Yeewan Koon gave a Brown Bag Lunch presentation on Wednesday, February 20, at 12:15 pm. Her talk is entitled “A Chinese Canton: Making an Album of Things.”
We now commonly used the name “Canton” for Guangdong, but it was historically a space without any fixed geographical co-ordinates and at one time measured no more than a quarter mile long. Nonetheless, it was soon given all the logics of being a place even as its imagined scale far exceeded reality. More importantly, there was no singular concept of Canton as its many visitors held different ideas of what this port city was through the objects that they carried away. But what did Canton mean to the people who made these things? Koon will attempts to tackle this question through a close reading of one object: An Album of Figures (1747), the earliest dated manuscript album currently held in the Peabody Essex Museum. By investigating this unusual album as a material thing, this talk will ask how production was used to actively frame a regional Guangzhou identity that differentiated it from the other parts of China and spoke to its position as a global center.
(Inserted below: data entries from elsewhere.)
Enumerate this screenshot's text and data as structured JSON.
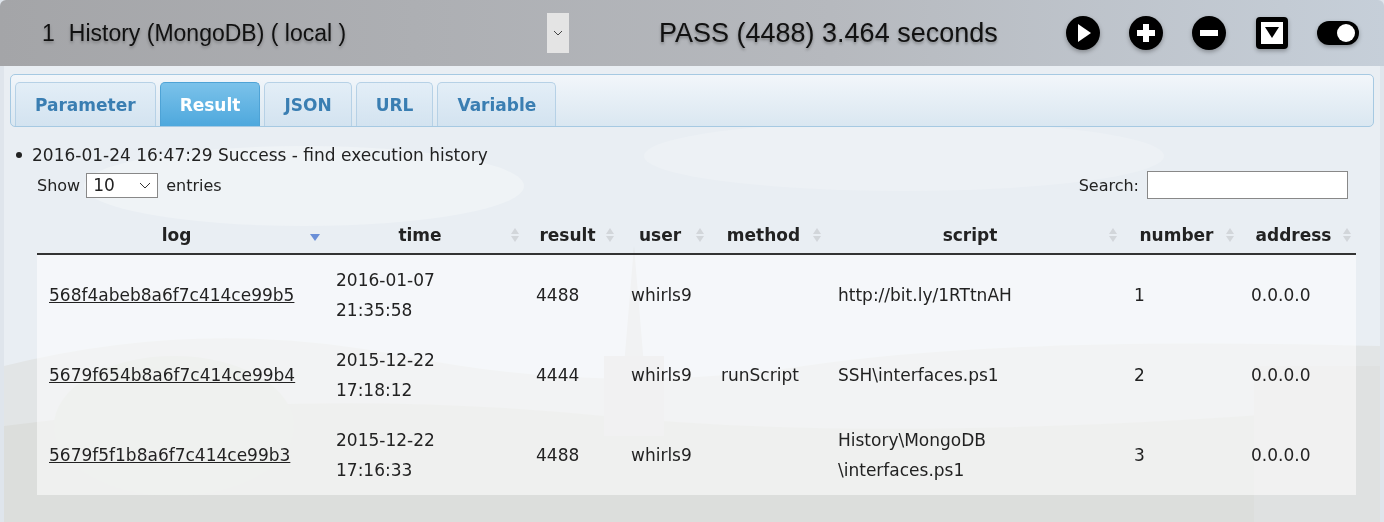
{
  "header": {
    "index": "1",
    "title": "History (MongoDB) ( local )",
    "status": "PASS (4488) 3.464 seconds",
    "toggle_on": true
  },
  "tabs": [
    {
      "label": "Parameter",
      "selected": false
    },
    {
      "label": "Result",
      "selected": true
    },
    {
      "label": "JSON",
      "selected": false
    },
    {
      "label": "URL",
      "selected": false
    },
    {
      "label": "Variable",
      "selected": false
    }
  ],
  "message": "2016-01-24 16:47:29 Success - find execution history",
  "length_menu": {
    "before": "Show",
    "value": "10",
    "after": "entries"
  },
  "search": {
    "label": "Search:"
  },
  "table": {
    "columns": [
      {
        "label": "log",
        "sorted": true
      },
      {
        "label": "time",
        "sorted": false
      },
      {
        "label": "result",
        "sorted": false
      },
      {
        "label": "user",
        "sorted": false
      },
      {
        "label": "method",
        "sorted": false
      },
      {
        "label": "script",
        "sorted": false
      },
      {
        "label": "number",
        "sorted": false
      },
      {
        "label": "address",
        "sorted": false
      }
    ],
    "rows": [
      {
        "log": "568f4abeb8a6f7c414ce99b5",
        "time": [
          "2016-01-07",
          "21:35:58"
        ],
        "result": "4488",
        "user": "whirls9",
        "method": "",
        "script": [
          "http://bit.ly/1RTtnAH"
        ],
        "number": "1",
        "address": "0.0.0.0"
      },
      {
        "log": "5679f654b8a6f7c414ce99b4",
        "time": [
          "2015-12-22",
          "17:18:12"
        ],
        "result": "4444",
        "user": "whirls9",
        "method": "runScript",
        "script": [
          "SSH\\interfaces.ps1"
        ],
        "number": "2",
        "address": "0.0.0.0"
      },
      {
        "log": "5679f5f1b8a6f7c414ce99b3",
        "time": [
          "2015-12-22",
          "17:16:33"
        ],
        "result": "4488",
        "user": "whirls9",
        "method": "",
        "script": [
          "History\\MongoDB",
          "\\interfaces.ps1"
        ],
        "number": "3",
        "address": "0.0.0.0"
      }
    ]
  }
}
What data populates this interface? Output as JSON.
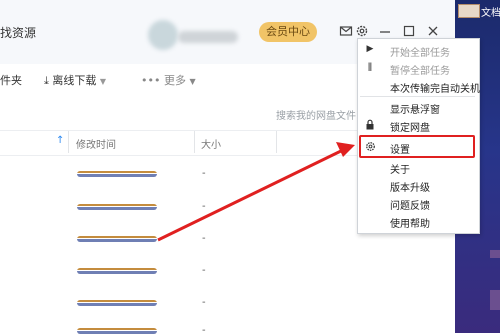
{
  "header": {
    "find_resources": "找资源",
    "vip_button": "会员中心",
    "icons": [
      "mail-icon",
      "gear-icon",
      "minimize-icon",
      "maximize-icon",
      "close-icon"
    ]
  },
  "toolbar": {
    "folder_partial": "件夹",
    "offline_download": "离线下载",
    "more": "••• 更多",
    "search_placeholder": "搜索我的网盘文件"
  },
  "table": {
    "columns": [
      "修改时间",
      "大小"
    ],
    "rows": [
      {
        "size": "-"
      },
      {
        "size": "-"
      },
      {
        "size": "-"
      },
      {
        "size": "-"
      },
      {
        "size": "-"
      },
      {
        "size": "-"
      }
    ]
  },
  "desktop": {
    "icon_label": "文档"
  },
  "menu": {
    "items": [
      {
        "label": "开始全部任务",
        "enabled": false,
        "icon": "play-icon"
      },
      {
        "label": "暂停全部任务",
        "enabled": false,
        "icon": "pause-icon"
      },
      {
        "label": "本次传输完自动关机",
        "enabled": true
      },
      {
        "label": "显示悬浮窗",
        "enabled": true
      },
      {
        "label": "锁定网盘",
        "enabled": true,
        "icon": "lock-icon"
      },
      {
        "label": "设置",
        "enabled": true,
        "icon": "gear-icon",
        "highlighted": true
      },
      {
        "label": "关于",
        "enabled": true
      },
      {
        "label": "版本升级",
        "enabled": true
      },
      {
        "label": "问题反馈",
        "enabled": true
      },
      {
        "label": "使用帮助",
        "enabled": true
      }
    ]
  },
  "colors": {
    "vip": "#f1c467",
    "highlight": "#e02020",
    "arrow": "#e02020",
    "accent": "#2b88f0"
  }
}
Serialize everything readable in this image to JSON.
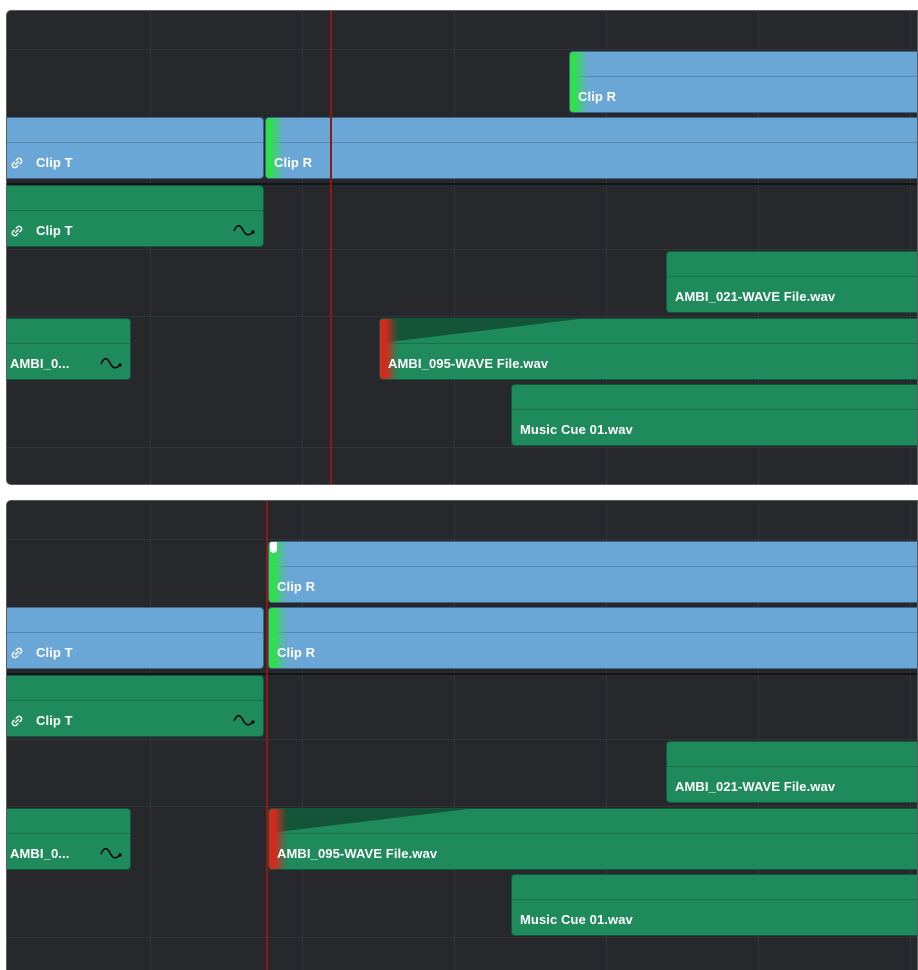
{
  "clips": {
    "clip_r": "Clip R",
    "clip_t": "Clip T",
    "ambi_021": "AMBI_021-WAVE File.wav",
    "ambi_095": "AMBI_095-WAVE File.wav",
    "ambi_short": "AMBI_0...",
    "music_cue": "Music Cue 01.wav"
  },
  "icons": {
    "link": "link-icon",
    "curve": "audio-curve-icon",
    "marker": "edit-point-flag-icon"
  },
  "colors": {
    "video_clip": "#6aa6d6",
    "audio_clip": "#1f8a5c",
    "playhead": "#8e1a16",
    "edit_green": "#2fe04a",
    "edit_red": "#d42a1e",
    "timeline_bg": "#27282c"
  }
}
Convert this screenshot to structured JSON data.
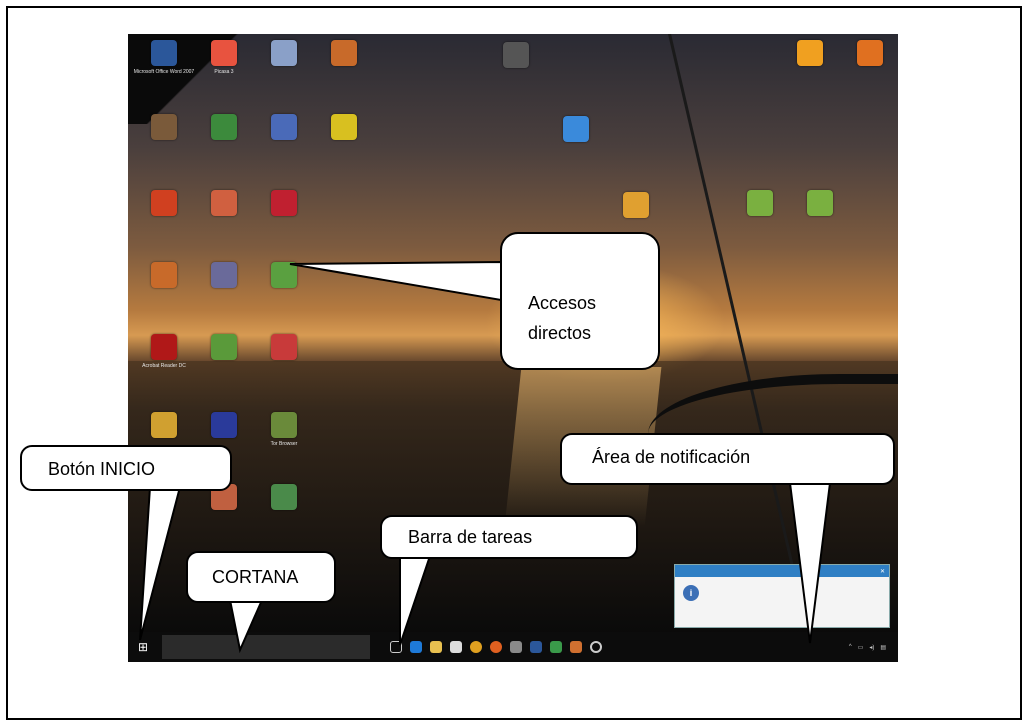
{
  "callouts": {
    "accesos": "Accesos\ndirectos",
    "inicio": "Botón INICIO",
    "cortana": "CORTANA",
    "barra": "Barra de tareas",
    "area": "Área de notificación"
  },
  "desktop_icons": [
    {
      "label": "Microsoft Office Word 2007",
      "color": "#2b579a"
    },
    {
      "label": "Picasa 3",
      "color": "#e8533f"
    },
    {
      "label": "",
      "color": "#8aa0c8"
    },
    {
      "label": "",
      "color": "#c86a2a"
    },
    {
      "label": "",
      "color": "#555555"
    },
    {
      "label": "",
      "color": "#f0a020"
    },
    {
      "label": "",
      "color": "#e07020"
    },
    {
      "label": "",
      "color": "#7a5a3a"
    },
    {
      "label": "",
      "color": "#3c8a3c"
    },
    {
      "label": "",
      "color": "#4a6ab8"
    },
    {
      "label": "",
      "color": "#d8c020"
    },
    {
      "label": "",
      "color": "#3a8adb"
    },
    {
      "label": "",
      "color": "#d04020"
    },
    {
      "label": "",
      "color": "#d06040"
    },
    {
      "label": "",
      "color": "#c02030"
    },
    {
      "label": "",
      "color": "#e0a030"
    },
    {
      "label": "",
      "color": "#7ab040"
    },
    {
      "label": "",
      "color": "#7ab040"
    },
    {
      "label": "",
      "color": "#c86a2a"
    },
    {
      "label": "",
      "color": "#6a6a9a"
    },
    {
      "label": "",
      "color": "#5aa040"
    },
    {
      "label": "Acrobat Reader DC",
      "color": "#b01818"
    },
    {
      "label": "",
      "color": "#5a9a3a"
    },
    {
      "label": "",
      "color": "#c83a3a"
    },
    {
      "label": "",
      "color": "#d0a030"
    },
    {
      "label": "",
      "color": "#2a3a9a"
    },
    {
      "label": "Tor Browser",
      "color": "#6a8a3a"
    },
    {
      "label": "",
      "color": "#c06040"
    },
    {
      "label": "",
      "color": "#4a8a4a"
    }
  ],
  "taskbar": {
    "start_icon": "windows-logo-icon",
    "search_placeholder": "",
    "clock_time": "",
    "clock_date": ""
  },
  "toast": {
    "title": "",
    "message": ""
  }
}
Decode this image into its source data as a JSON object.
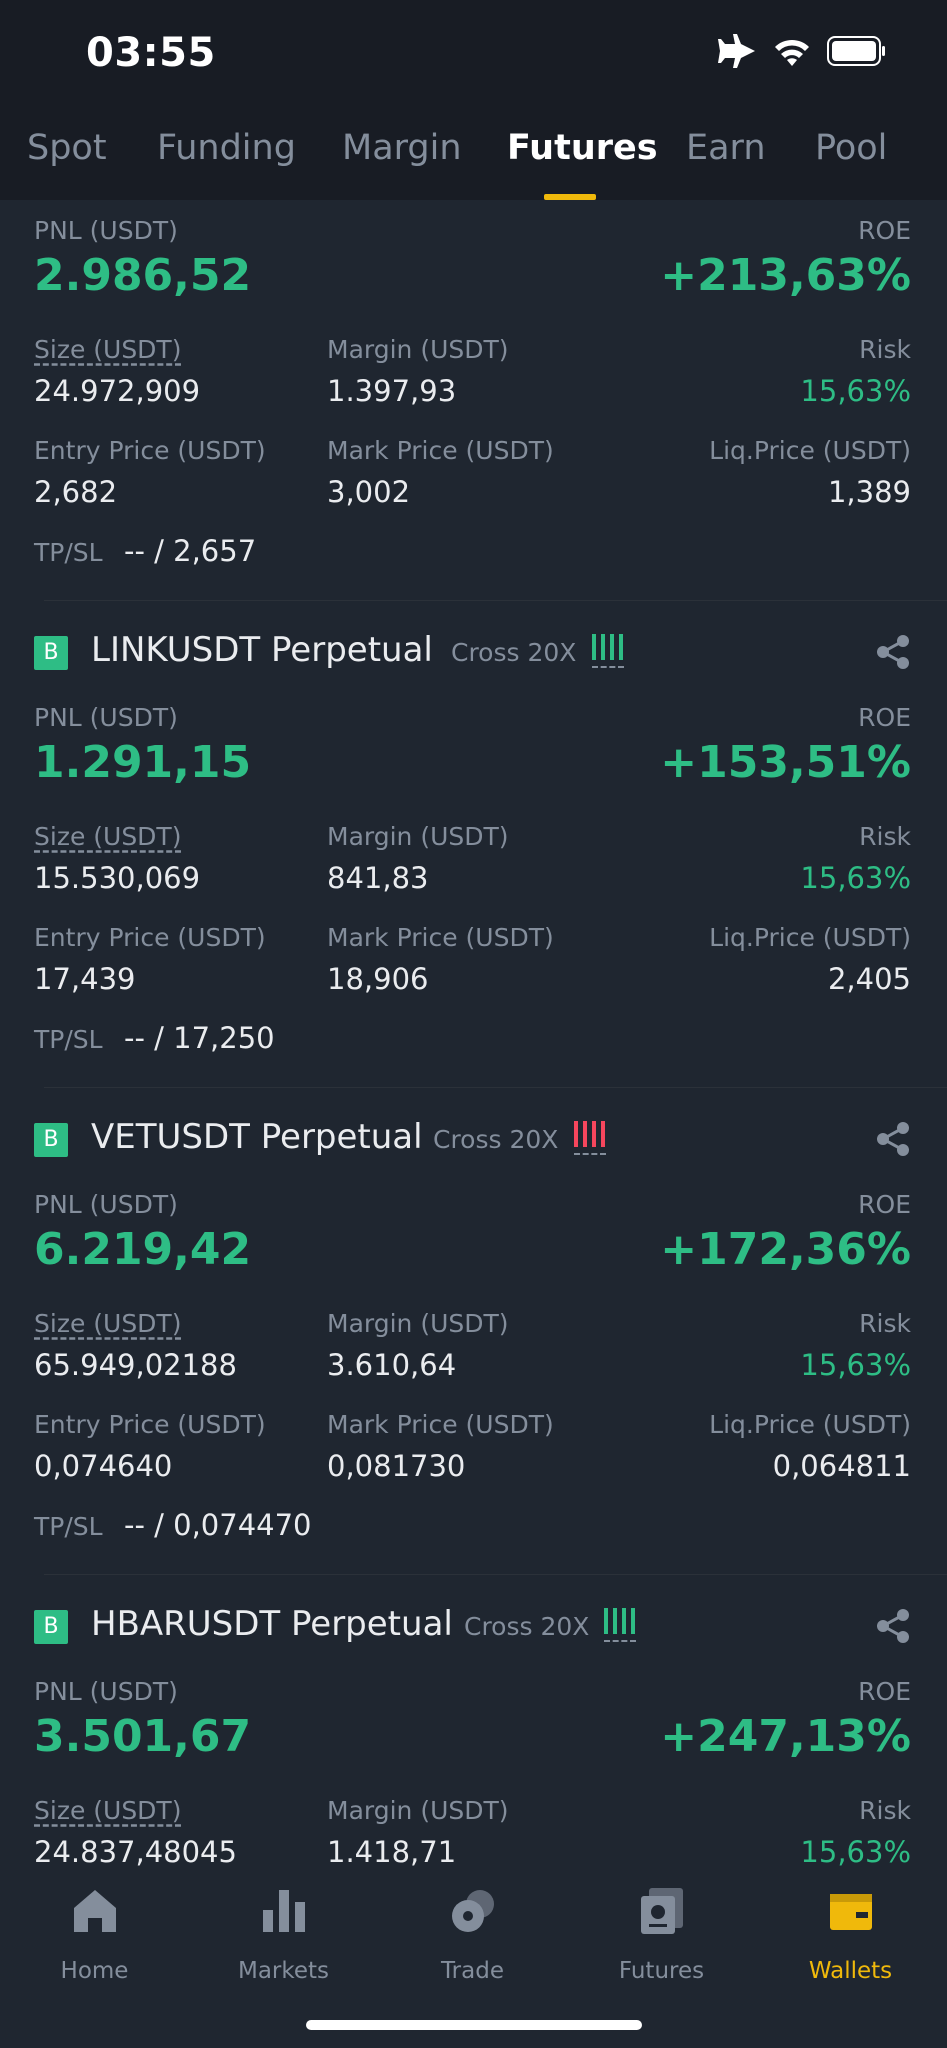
{
  "status_bar": {
    "time": "03:55"
  },
  "tabs": [
    {
      "label": "Spot"
    },
    {
      "label": "Funding"
    },
    {
      "label": "Margin"
    },
    {
      "label": "Futures",
      "active": true
    },
    {
      "label": "Earn"
    },
    {
      "label": "Pool"
    }
  ],
  "labels": {
    "pnl": "PNL (USDT)",
    "roe": "ROE",
    "size": "Size (USDT)",
    "margin": "Margin (USDT)",
    "risk": "Risk",
    "entry": "Entry Price (USDT)",
    "mark": "Mark Price (USDT)",
    "liq": "Liq.Price (USDT)",
    "tpsl": "TP/SL",
    "badge": "B",
    "cross": "Cross 20X"
  },
  "positions": [
    {
      "pnl": "2.986,52",
      "roe": "+213,63%",
      "size": "24.972,909",
      "margin": "1.397,93",
      "risk": "15,63%",
      "entry": "2,682",
      "mark": "3,002",
      "liq": "1,389",
      "tpsl": "-- / 2,657"
    },
    {
      "symbol": "LINKUSDT Perpetual",
      "bar_color": "#2ebd85",
      "pnl": "1.291,15",
      "roe": "+153,51%",
      "size": "15.530,069",
      "margin": "841,83",
      "risk": "15,63%",
      "entry": "17,439",
      "mark": "18,906",
      "liq": "2,405",
      "tpsl": "-- / 17,250"
    },
    {
      "symbol": "VETUSDT Perpetual",
      "bar_color": "#f6465d",
      "pnl": "6.219,42",
      "roe": "+172,36%",
      "size": "65.949,02188",
      "margin": "3.610,64",
      "risk": "15,63%",
      "entry": "0,074640",
      "mark": "0,081730",
      "liq": "0,064811",
      "tpsl": "-- / 0,074470"
    },
    {
      "symbol": "HBARUSDT Perpetual",
      "bar_color": "#2ebd85",
      "pnl": "3.501,67",
      "roe": "+247,13%",
      "size": "24.837,48045",
      "margin": "1.418,71",
      "risk": "15,63%"
    }
  ],
  "bottom_nav": [
    {
      "label": "Home",
      "icon": "home-icon"
    },
    {
      "label": "Markets",
      "icon": "markets-icon"
    },
    {
      "label": "Trade",
      "icon": "trade-icon"
    },
    {
      "label": "Futures",
      "icon": "futures-icon"
    },
    {
      "label": "Wallets",
      "icon": "wallet-icon",
      "active": true
    }
  ],
  "colors": {
    "accent": "#f0b90b",
    "positive": "#2ebd85",
    "negative": "#f6465d",
    "background": "#1f2630"
  }
}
Yeewan Koon is Associate Professor and Head of the Fine Arts Department at the University of Hong Kong. She has published numerous works including A Defiant Brush: Su Renshan and the Politics of Painting in 19th Century Guangdong, which examines how an artist produced iconoclastic works in response to the violence that besieged China in the mid-19th century. She is the recipient of several research awards, including a Fulbright Senior Fellowship to conduct research for her new book project on China trade art and the construction of Canton as a portable place. Koon also works in the contemporary art field as a critic and curator. In 2014, she was guest curator of the exhibition It Begins with Metamorphosis: Xu Bing at the Asia Society, Hong Kong Center, and she was also one of the selected curators for the 12th Gwangju Biennale, 2018.